Two
children with a common neurodegenerative disease are seeing
early signs of success from a pioneering gene-therapy treatment,
researchers report this week.
The results
raise hopes for a treatment for adrenoleukodystrophy (ALD), and,
the researchers add, mark the first successful use of an
attenuated HIV virus to carry a therapeutic gene into a
patient’s cells.
HIV is a
promising vector for transferring corrective genes into a host —
it can penetrate directly into cell nuclei, making it a
theoretically efficient way to introduce new genetic material.
But until now it hadn’t been proven in a clinical setting. This
early success potentially opens the door to better treatments
for many other diseases involving the bone marrow and blood
cells, such as leukaemia, thalassemia and sickle-cell disease,
the researchers say.
The results,
from two 7-year-old Spanish children with ALD, were announced on
Sunday 28 October at the fifteenth Congress of the European
Society of Gene and Cell Therapy in Rotterdam, the Netherlands
ALD is caused
by a mutation on the X chromosome. This mutation causes
degradation of the insulating sheaths that surround neurons and
allow them to signal properly. The condition was made famous by
Lorenzo's Oil , the Hollywood film
outlining one family’s fight to help their son. The most severe,
cerebral form of ALD affects one in 17,000 people, with
two-thirds of sufferers being children. It progresses slowly at
first, but if no bone-marrow transplant is available it can
quickly progress to cause brain damage and death.
At present,
treatment is limited to giving preventative dietary supplements
and therapeutic bone-marrow transplants, with the attendant
shortages of donor tissue.
Word of
caution
Patrick
Aubourg and Natalie Cartier, researchers at Inserm (France's
national biomedical agency) who were working at the Saint
Vincent de Paul Hospital in Paris, attempted to fix the
X-chromosome defect using gene therapy. Working in collaboration
with the Californian biotech company Cell Genesys, they first
cultured the children's bone-marrow progenitor cells — which
give rise to all blood cell types — and transferred the
corrective gene to them using the HIV virus.
They then
destroyed the children's existing bone marrow using
chemotherapy, and reintroduced the modified cells, which took
hold within a month to produce new bone marrow and blood cells.

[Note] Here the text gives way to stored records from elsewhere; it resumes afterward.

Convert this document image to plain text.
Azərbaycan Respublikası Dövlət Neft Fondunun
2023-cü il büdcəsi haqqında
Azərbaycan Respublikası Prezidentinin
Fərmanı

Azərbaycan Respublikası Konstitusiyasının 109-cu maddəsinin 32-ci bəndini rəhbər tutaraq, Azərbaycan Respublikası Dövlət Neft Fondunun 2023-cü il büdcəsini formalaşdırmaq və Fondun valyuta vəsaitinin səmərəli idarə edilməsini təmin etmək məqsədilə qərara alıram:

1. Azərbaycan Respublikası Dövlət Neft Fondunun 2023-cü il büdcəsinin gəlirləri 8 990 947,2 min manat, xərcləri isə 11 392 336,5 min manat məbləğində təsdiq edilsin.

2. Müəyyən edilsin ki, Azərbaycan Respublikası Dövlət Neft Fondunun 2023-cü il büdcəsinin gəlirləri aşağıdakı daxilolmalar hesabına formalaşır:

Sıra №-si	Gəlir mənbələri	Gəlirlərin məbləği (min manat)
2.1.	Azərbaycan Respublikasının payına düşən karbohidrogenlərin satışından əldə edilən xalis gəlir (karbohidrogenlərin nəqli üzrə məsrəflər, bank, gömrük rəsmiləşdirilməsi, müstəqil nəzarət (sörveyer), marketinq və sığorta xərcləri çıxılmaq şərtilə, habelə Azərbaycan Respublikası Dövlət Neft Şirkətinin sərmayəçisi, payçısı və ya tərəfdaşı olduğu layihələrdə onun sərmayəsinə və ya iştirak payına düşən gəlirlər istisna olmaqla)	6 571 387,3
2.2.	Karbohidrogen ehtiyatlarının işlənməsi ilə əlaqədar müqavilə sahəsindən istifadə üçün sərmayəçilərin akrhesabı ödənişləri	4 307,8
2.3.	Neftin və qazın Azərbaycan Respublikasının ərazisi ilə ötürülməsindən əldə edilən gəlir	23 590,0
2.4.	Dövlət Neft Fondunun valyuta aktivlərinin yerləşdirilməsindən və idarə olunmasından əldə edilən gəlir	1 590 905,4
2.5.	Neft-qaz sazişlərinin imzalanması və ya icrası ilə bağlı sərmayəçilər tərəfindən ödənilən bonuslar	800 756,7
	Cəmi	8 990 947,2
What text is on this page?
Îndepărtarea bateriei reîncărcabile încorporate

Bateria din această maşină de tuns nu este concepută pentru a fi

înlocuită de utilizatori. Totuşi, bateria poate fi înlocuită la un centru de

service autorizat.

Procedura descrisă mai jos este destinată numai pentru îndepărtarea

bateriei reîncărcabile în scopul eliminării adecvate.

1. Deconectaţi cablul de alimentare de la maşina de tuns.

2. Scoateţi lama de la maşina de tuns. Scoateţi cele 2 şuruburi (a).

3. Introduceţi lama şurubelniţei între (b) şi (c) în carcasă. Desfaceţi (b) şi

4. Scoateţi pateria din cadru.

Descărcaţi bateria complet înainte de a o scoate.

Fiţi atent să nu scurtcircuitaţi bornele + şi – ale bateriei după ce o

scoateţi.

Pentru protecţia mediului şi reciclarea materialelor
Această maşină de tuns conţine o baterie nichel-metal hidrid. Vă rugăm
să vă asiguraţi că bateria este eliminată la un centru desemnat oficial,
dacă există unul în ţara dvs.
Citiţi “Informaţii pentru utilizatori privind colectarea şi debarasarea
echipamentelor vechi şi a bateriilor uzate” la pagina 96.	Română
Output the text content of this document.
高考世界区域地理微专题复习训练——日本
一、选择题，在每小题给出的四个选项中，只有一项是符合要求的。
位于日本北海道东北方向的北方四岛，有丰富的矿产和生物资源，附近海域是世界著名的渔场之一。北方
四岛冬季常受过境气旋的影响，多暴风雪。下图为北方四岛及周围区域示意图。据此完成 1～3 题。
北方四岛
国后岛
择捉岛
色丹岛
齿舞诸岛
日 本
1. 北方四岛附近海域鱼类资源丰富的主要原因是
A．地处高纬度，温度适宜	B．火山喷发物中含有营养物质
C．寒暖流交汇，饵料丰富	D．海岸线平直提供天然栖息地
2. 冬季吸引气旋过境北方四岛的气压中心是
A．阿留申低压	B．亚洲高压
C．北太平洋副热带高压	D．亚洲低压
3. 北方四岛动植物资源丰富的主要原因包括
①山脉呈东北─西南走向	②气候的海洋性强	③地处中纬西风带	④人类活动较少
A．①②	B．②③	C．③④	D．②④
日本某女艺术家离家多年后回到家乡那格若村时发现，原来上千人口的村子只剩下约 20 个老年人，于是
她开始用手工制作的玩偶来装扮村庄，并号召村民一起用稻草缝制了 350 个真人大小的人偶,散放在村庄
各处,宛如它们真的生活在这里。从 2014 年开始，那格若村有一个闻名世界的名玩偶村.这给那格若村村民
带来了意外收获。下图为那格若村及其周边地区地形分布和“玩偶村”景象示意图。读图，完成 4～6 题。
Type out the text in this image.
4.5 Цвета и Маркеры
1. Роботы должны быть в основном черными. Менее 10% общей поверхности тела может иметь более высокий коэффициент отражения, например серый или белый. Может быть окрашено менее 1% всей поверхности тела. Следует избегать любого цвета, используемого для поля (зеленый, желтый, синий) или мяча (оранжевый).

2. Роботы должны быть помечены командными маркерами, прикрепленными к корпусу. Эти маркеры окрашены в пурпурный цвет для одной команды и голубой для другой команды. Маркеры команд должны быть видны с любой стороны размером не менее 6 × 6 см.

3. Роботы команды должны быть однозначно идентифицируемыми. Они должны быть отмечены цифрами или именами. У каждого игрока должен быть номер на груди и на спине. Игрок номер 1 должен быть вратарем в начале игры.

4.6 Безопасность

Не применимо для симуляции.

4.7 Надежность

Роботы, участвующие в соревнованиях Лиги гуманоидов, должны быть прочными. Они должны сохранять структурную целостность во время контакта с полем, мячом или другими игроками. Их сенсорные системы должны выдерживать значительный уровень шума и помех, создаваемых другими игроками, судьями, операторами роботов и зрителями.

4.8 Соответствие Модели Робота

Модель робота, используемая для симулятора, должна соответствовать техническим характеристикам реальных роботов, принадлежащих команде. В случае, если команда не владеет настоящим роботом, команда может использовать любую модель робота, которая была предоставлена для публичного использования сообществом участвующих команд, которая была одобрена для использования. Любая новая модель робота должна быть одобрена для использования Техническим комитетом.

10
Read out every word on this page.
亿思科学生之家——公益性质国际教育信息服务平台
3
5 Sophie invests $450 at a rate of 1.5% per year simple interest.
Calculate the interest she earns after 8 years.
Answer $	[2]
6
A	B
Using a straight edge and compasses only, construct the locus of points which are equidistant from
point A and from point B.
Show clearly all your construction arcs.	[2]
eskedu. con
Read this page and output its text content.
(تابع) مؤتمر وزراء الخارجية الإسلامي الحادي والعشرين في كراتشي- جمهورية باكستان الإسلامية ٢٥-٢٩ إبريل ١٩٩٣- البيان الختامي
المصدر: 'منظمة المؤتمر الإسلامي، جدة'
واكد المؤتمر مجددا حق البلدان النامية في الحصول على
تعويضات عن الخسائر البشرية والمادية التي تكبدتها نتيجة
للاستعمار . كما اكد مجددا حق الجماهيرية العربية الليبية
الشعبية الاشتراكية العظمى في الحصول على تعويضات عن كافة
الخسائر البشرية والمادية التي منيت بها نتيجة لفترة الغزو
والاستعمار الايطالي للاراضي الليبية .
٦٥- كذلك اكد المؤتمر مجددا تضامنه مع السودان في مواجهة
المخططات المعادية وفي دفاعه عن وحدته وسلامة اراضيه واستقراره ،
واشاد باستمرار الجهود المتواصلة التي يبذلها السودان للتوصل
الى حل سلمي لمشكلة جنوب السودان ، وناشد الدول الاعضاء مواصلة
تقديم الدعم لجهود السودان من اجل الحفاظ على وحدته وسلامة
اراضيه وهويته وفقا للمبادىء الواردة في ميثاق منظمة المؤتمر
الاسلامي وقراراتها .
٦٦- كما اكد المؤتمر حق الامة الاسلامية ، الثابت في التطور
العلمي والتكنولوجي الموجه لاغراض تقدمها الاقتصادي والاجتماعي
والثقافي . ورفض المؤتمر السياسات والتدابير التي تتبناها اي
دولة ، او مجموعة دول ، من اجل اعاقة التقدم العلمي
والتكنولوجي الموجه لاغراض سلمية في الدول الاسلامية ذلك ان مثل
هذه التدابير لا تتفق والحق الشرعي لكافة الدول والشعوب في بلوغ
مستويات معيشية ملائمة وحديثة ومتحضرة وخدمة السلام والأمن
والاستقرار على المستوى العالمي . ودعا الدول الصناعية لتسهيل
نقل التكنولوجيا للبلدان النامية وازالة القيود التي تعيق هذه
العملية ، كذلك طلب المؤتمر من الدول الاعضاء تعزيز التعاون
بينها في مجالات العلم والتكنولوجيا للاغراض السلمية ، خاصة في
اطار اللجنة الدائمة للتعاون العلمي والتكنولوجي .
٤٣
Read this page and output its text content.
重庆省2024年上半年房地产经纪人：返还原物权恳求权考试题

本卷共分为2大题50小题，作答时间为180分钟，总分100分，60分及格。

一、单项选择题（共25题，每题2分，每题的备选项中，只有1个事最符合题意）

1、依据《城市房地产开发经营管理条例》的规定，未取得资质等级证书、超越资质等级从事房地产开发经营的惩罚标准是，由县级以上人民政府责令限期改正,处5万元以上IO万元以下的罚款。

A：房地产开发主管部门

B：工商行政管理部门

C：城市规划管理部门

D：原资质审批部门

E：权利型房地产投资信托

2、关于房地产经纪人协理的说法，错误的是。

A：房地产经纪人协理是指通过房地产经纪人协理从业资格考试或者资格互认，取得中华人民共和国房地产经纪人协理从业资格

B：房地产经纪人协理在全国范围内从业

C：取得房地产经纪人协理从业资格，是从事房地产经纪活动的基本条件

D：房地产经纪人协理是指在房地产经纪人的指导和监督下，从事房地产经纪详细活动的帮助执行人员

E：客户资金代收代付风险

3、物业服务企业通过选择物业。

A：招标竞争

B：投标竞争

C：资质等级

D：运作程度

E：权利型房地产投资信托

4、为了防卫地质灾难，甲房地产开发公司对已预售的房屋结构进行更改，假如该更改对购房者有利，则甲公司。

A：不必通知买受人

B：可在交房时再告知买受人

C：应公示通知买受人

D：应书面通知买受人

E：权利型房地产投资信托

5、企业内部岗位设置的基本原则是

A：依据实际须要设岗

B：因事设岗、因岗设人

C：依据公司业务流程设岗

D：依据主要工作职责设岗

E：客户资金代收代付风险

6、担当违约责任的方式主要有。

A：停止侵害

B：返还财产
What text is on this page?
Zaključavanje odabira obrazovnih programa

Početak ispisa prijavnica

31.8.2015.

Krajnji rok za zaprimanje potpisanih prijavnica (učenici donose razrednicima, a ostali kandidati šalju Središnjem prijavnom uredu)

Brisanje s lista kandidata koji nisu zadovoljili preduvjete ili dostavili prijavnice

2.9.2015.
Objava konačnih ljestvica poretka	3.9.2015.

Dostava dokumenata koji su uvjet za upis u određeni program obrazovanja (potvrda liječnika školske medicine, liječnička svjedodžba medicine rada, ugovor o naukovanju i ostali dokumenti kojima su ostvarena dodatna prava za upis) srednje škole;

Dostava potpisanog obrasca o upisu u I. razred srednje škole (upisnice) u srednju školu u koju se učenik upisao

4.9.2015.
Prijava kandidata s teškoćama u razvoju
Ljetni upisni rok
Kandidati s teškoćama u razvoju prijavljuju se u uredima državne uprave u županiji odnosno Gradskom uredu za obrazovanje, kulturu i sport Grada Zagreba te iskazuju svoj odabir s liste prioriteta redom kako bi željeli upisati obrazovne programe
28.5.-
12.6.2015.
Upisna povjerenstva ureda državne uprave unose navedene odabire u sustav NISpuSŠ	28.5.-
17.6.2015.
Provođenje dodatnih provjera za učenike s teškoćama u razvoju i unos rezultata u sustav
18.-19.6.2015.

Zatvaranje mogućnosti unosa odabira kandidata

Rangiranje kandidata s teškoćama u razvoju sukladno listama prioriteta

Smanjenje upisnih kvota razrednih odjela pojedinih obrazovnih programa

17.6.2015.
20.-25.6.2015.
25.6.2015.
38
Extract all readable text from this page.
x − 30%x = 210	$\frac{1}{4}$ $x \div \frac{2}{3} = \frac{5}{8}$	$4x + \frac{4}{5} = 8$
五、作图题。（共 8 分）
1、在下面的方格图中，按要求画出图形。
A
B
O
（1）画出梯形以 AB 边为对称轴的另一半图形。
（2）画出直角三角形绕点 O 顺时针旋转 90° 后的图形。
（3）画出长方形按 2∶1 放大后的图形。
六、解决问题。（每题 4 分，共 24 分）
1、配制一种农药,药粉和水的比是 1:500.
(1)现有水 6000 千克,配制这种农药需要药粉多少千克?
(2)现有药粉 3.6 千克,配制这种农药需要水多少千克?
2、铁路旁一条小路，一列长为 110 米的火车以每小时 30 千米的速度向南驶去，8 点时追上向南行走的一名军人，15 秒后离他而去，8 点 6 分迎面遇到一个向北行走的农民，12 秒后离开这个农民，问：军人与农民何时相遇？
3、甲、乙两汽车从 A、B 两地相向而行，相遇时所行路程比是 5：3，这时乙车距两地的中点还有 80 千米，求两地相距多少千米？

Samples taken showed that half of the new cells contained the
introduced gene, and that 20-30% expressed the corrective
protein. Such expression levels in gene therapy are
"exceptional" says Aubourg. The levels have remained stable for
more than two months in the children, despite the fact that the
cells involved are replenished every 24 hours.
Aubourg is
keen to emphasize that although the initial results are
encouraging, caution is warranted. The children will need to be
closely monitored to check the safety of the procedure, with the
main risk being that they might develop leukaemia as a result of
the risk of mutagenesis during gene transfer. Many previous
gene-therapy trials have failed because of serious problems with
side effects.
It will
also take another 18 months of follow-up before the team can
be reasonably sure that their gene transfer remains stable,
and that the level of corrective protein expressed is
sufficient to prevent clinical symptoms from developing, he
says. Both children are so far doing as well as would be
expected following conventional bone-marrow transplants, he
adds.
Aubourg
announced the findings before publication because of the field's
intense interest in using attenuated HIV vectors in gene therapy
for other diseases. Given the higher efficiency of such vectors,
demonstrating their feasibility would mark a "breakthrough in
gene therapy", he says.
Quickly
informing the field was a viable idea, says Laurence
Tiennot-Herment, president of the French Muscular Dystrophy
Association, which has funded Aubourg's work for a decade. "But
we must wait and see, as there is no publication yet, and there
are safety and other issues to consider," she adds. "I'm very
cautious for the present, but it's an important step."